Andar agora a “catar” soluções à pressa, quando andaram uma década a asneirar ou a apoiar sucessivas asneiras, por acção ou omissão, é ridículo e devia ser motivo para demonstrar alguma reserva e decoro. Infelizmente, não.
(quanto a existirem menos alunos, se fizermos uma análise de maior duração, percebe-se que nos últimos 15 anos, a quebra foi equivalente à de professores dos quadros… mas isso fica para mais adiante)
Mais Uma Ideia “Radical”
Eu sou “do quadro”, mas não moro ao lado da escola onde lecciono, nem sequer no mesmo concelho. O mesmo se passa com a minha caríssima melhor metade. Todos os dias, são 100 km de trajectos, saindo mais caro se forem dois carros a manter e pagar impostos. Se dão suplementos a malta que fica sentada ao lado de casa, quase sem dar aulas, o que deveria eu pedir, 35 anos e 1 mês depois de ter dado a minha primeira aula, tendo-se passado quase 20 até ser quadro de escola e agora a ser esmifrado mais de 10 euros o dia só para deslocação até ao local de trabalho (sim, não existem alternativas vagamente razoáveis em transportes públicos)? Subsídio de coiso? É que há gente que não se enxerga mesmo e devia enfiar um balde na cabeça de tanto se andar a choramingar, sem perceber que, bem espremida a situação, até deveriam ruborizar de tanto dizerem mal dos “outros”, sem verem que se calhar a origem do mal está em quem quer melhorar o próprio bolso, mas à custa do que consiga sacar ao desses mesmos outros. O tal nivelamento pelo sudão do sul.
2ª Feira
Aproveitem esta 2ª feira e a próxima porque me parece que ainda neste período vai regressar a tese do “mais com menos” ou a variação menos maligna do “mais com o mesmo”, a avaliar pela conversa de uns e o silêncio de outros. Do lado do PSD e circundantes, até se nota o salivar perante a oportunidade demonstrar – sem grande fundamento factual – que nos tempos da troika é que estava tudo bem e que é necessário voltar às práticas de outrora; do lado do PS, um certo silêncio perante a vontade de fazer algo parecido e o embaraço em serem apanhados com a boca na botija, mesmo com a desculpa da guerra, da pandemia e etc, pois fartaram-se de dizer que vinha aí dinheiro europeu a rodos para resolver tudo. Quanto às “esquerdas radicais” (PCP e BE), nesta matéria não adianta muito dar sequer atenção ao que dizem porque, podendo fazer ou influenciar algo diferente, andaram meia década a assinar de cruz o que era parcialmente “revertido” com uma mão e logo sacado num instante com a outra.
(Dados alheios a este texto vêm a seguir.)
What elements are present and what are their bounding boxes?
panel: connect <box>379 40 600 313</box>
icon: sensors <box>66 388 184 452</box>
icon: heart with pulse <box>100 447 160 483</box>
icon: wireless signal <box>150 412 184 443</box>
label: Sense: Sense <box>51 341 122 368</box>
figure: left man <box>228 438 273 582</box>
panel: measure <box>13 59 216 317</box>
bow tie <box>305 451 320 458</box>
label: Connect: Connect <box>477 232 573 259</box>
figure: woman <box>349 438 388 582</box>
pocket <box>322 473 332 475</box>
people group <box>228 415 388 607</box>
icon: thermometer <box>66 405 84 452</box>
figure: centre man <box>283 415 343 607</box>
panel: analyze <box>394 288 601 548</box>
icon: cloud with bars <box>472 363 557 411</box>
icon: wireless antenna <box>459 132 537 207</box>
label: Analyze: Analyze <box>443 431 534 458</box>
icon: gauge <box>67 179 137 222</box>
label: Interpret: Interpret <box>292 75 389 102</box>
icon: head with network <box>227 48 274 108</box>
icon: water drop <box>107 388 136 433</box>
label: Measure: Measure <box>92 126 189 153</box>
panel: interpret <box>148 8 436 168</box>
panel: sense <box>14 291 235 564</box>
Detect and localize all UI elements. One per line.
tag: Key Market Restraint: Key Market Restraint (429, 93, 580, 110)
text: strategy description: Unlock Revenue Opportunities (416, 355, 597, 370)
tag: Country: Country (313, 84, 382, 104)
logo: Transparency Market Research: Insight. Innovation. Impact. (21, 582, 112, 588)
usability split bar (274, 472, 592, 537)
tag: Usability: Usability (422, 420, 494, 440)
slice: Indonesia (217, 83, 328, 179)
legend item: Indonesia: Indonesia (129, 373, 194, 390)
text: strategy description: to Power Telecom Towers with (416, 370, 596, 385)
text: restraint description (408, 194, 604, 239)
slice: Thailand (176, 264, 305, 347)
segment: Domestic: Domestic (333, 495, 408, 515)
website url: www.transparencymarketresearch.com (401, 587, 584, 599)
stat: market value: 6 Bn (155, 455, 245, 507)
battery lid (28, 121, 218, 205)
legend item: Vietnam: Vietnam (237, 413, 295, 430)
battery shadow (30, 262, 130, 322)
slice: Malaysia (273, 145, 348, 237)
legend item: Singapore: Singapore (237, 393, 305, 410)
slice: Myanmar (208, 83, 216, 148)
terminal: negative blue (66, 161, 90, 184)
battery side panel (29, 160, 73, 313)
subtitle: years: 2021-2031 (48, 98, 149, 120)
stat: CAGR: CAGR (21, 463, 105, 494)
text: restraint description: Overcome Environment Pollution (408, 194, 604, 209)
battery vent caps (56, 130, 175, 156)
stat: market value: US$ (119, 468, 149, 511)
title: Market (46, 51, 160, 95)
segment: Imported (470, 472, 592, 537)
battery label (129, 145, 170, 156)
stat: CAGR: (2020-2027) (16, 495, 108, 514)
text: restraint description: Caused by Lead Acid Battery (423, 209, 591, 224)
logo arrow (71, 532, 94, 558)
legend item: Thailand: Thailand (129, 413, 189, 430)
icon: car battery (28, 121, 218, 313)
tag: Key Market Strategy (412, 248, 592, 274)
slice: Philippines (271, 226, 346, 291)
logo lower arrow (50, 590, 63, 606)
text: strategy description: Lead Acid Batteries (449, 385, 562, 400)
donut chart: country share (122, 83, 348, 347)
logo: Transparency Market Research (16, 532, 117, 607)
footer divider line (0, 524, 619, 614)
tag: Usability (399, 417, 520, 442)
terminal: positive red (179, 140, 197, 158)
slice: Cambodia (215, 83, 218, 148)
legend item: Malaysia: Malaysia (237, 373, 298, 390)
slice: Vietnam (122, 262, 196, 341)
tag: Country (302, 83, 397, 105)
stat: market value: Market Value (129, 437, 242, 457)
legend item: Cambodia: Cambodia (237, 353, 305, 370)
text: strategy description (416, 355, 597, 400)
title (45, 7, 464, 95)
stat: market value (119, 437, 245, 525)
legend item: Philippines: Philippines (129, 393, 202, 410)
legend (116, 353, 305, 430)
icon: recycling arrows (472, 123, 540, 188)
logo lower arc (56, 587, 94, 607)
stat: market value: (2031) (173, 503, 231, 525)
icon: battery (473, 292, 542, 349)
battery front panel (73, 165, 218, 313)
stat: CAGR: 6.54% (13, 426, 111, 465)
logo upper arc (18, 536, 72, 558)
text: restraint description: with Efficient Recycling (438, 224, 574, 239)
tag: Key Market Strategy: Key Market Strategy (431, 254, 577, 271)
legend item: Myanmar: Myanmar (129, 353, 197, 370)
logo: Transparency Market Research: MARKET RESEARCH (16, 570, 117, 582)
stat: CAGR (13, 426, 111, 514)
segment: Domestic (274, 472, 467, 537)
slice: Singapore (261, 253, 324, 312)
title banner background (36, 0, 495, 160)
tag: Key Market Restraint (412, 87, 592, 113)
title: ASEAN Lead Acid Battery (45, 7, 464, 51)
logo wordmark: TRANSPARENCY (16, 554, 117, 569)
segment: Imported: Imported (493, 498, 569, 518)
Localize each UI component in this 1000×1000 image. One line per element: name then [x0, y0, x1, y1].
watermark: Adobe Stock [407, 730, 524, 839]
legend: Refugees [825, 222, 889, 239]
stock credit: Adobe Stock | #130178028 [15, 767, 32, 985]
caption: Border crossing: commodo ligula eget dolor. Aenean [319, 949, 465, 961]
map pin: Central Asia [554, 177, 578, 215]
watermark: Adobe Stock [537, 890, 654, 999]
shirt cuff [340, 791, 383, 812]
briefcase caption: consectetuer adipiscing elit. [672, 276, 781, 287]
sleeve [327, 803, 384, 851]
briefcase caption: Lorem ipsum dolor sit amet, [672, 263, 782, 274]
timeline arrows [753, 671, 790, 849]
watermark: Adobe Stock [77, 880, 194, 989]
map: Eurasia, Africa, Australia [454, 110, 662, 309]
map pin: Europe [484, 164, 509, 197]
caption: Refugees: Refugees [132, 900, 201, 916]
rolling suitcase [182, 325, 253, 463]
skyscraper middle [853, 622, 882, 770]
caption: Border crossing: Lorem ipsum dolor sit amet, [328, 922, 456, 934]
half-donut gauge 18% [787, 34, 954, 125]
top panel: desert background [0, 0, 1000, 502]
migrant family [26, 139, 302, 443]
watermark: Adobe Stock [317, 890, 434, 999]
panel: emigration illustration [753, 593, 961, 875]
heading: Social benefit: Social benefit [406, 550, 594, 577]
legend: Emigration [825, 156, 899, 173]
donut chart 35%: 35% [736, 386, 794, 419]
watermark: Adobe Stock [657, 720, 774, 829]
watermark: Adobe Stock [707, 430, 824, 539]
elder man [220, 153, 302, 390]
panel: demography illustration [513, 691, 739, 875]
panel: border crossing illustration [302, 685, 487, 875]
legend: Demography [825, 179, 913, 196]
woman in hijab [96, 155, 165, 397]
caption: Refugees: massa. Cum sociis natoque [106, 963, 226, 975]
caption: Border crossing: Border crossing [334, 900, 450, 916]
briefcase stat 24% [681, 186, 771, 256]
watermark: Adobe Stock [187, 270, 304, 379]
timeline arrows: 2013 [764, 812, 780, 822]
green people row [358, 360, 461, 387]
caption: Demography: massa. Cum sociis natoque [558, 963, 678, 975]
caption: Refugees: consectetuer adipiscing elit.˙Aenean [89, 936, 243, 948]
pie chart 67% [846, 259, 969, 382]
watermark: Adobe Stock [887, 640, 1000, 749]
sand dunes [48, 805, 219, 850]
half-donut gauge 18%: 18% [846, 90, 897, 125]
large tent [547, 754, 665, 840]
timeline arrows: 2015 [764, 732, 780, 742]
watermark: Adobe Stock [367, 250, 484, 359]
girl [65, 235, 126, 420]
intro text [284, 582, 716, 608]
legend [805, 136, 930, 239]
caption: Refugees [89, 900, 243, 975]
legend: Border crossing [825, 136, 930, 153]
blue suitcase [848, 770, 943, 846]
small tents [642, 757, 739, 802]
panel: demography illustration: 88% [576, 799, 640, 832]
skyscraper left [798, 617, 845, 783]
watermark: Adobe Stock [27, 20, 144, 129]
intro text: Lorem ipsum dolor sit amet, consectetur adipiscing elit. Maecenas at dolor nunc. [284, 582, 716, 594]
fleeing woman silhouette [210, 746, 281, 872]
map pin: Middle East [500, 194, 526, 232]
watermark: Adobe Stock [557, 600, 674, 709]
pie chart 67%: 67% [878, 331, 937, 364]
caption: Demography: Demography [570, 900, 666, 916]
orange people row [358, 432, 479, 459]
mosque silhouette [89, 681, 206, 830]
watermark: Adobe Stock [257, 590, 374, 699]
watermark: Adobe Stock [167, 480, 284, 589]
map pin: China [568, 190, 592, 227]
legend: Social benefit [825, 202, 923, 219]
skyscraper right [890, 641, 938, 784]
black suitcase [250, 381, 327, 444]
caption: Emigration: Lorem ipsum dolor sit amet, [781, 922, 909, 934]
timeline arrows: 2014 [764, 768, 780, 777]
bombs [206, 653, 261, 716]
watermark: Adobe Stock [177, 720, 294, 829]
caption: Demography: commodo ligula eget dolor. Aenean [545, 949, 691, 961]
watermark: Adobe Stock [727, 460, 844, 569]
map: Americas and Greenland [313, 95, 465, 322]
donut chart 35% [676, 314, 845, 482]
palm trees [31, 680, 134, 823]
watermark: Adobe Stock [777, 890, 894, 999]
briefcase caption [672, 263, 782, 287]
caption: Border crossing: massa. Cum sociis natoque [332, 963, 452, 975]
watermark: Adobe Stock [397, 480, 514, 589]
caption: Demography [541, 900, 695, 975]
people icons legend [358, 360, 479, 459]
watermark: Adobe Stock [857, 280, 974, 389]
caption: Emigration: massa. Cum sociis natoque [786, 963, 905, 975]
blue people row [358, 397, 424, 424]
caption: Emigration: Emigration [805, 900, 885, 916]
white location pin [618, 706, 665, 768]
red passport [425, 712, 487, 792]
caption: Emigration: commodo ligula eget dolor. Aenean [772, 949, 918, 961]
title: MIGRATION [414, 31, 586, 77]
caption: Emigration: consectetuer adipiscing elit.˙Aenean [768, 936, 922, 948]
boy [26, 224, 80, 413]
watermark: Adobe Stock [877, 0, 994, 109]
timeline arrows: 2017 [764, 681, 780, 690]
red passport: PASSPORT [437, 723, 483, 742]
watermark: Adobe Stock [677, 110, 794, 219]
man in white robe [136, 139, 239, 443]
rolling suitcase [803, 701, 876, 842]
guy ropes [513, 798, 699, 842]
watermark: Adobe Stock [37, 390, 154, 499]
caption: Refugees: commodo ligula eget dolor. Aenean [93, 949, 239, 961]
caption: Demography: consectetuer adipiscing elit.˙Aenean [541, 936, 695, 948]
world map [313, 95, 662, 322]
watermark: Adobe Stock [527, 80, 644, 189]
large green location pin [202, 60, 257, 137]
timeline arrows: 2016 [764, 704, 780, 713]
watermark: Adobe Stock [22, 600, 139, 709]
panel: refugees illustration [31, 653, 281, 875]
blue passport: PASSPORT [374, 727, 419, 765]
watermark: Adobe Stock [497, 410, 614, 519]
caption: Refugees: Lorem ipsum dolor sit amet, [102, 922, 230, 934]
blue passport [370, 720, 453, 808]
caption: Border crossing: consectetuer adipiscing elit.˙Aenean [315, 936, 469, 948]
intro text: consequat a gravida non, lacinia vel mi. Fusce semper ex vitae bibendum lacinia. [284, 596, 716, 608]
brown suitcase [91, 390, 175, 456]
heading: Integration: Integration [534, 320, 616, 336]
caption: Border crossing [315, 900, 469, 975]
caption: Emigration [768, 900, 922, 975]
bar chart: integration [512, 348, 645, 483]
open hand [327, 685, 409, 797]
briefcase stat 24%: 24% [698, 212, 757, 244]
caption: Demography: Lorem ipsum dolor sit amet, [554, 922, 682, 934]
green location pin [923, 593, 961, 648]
Estamos no 3º período de mais um ano lectivo (desde 2018-19 que me lembre, como professor e encarregado de educação) em que há falta de professores durante a maior parte do ano em vários grupos disciplinares. Nada de relevante foi feito e agora querem soluções “urgentes”, claro que “no interesse dos alunos”. Nesse interesse, sublinhando que a minha petiza já não tem de ter professores de Português contratados em saldos para fingir que teve a disciplina no 12º ano, eu volto a propor que @s mais de 800 director@s se dignem ir dar 5 horitas de aulas (ainda seriam umas 4000 semanais) e os restantes elementos das “equipas directivas” com direito a forte redução de horário (serão, pelo menos, uns 2500) façam o mesmo e assim conseguiremos mais 125.000 horas. Não digam que, com isso, as escolas deixariam de funcionar porque eu quero acreditar que com o cansaço que isso lhes causaria talvez deixassem de inventar “pintelhices” (linguagem à catroga) para os outros fazerem e quase todos ficaríamos mais felizes.